Ms. Tsai’s call to Mr. Trump carries a risk for Taiwan, whose economy is closely intertwined with China’s. China has already expressed its displeasure with Ms. Tsai’s less Beijing-friendly administration by restricting mainland tourism to the island. Beijing’s reaction to Ms. Tsai’s conversation with Mr. Trump so far has been relatively mild, but it could easily retaliate for the phone call, further limiting tourist permits, or even poaching Taiwan’s few remaining allies, for example, by offering trade deals in exchange for recognizing China instead of Taiwan.

The latest country to switch its diplomatic relations from Taiwan to the People’s Republic was the tiny African nation of Gambia in March. Further diplomatic losses would be a heavy blow to Taiwan. One senior government official, who spoke on condition of anonymity, told me, “We do not want to play this up to confront China.”

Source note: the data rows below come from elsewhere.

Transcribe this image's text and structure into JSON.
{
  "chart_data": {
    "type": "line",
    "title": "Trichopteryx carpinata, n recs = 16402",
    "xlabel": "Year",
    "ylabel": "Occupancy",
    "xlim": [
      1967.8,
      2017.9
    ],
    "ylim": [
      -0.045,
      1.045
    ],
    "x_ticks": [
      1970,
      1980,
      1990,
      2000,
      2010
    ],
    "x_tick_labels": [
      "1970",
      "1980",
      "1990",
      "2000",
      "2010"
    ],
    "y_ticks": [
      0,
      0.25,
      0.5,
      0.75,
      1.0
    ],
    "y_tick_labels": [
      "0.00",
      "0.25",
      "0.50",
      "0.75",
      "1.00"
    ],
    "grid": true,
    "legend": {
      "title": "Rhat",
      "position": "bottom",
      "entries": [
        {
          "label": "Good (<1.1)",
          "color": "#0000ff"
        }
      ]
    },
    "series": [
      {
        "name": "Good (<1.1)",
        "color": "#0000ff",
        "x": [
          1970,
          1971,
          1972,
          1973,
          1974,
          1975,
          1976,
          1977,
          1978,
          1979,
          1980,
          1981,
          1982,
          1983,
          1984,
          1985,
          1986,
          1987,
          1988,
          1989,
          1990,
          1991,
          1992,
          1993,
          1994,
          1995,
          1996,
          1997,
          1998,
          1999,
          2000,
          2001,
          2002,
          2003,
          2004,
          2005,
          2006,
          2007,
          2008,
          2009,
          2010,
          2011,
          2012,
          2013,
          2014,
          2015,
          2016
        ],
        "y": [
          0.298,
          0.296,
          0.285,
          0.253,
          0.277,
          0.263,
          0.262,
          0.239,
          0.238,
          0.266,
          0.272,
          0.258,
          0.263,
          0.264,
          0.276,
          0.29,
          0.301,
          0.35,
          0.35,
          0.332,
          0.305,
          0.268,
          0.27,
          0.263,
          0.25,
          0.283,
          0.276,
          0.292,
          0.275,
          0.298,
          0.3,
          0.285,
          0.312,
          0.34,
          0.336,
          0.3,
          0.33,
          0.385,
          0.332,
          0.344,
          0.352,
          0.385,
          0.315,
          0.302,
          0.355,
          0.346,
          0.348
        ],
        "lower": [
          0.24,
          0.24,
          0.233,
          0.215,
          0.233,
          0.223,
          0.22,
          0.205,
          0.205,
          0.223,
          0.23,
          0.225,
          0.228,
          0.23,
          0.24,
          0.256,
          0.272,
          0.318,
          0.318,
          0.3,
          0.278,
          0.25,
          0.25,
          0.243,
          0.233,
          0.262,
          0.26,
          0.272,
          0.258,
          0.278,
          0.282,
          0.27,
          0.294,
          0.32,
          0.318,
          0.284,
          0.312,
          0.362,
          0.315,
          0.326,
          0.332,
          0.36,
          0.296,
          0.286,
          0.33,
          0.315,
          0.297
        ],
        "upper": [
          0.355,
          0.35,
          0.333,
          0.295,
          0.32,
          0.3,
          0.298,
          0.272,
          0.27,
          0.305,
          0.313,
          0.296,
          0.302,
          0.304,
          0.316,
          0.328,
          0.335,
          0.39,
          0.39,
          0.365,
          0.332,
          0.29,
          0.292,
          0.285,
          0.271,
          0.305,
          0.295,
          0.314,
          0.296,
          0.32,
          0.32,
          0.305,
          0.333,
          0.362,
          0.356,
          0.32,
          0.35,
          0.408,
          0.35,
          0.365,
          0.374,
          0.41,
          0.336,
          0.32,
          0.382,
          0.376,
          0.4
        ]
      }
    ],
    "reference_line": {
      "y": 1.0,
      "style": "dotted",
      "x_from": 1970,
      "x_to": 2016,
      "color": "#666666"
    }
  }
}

It is, by contrast, far more difficult for China to retaliate against the United States without harming itself in the process. Such retaliation could include China’s reluctance to sign on to American foreign policy priorities, like sanctions on Iran or efforts to halt North Korea’s missile program — important, to be sure, but hardly existential threats to the United States.

Even though the repercussions it faces are far greater, Taiwan seems less afraid of standing up to the Goliath next door than its more powerful North American friend. Despite facing a sober future, Taiwanese will continue to celebrate what they see as an overdue recognition of their hard-won existence. The United States seems fainthearted by comparison.

Bethany Allen-Ebrahimian is on leave from Foreign Policy magazine, where she is an assistant editor.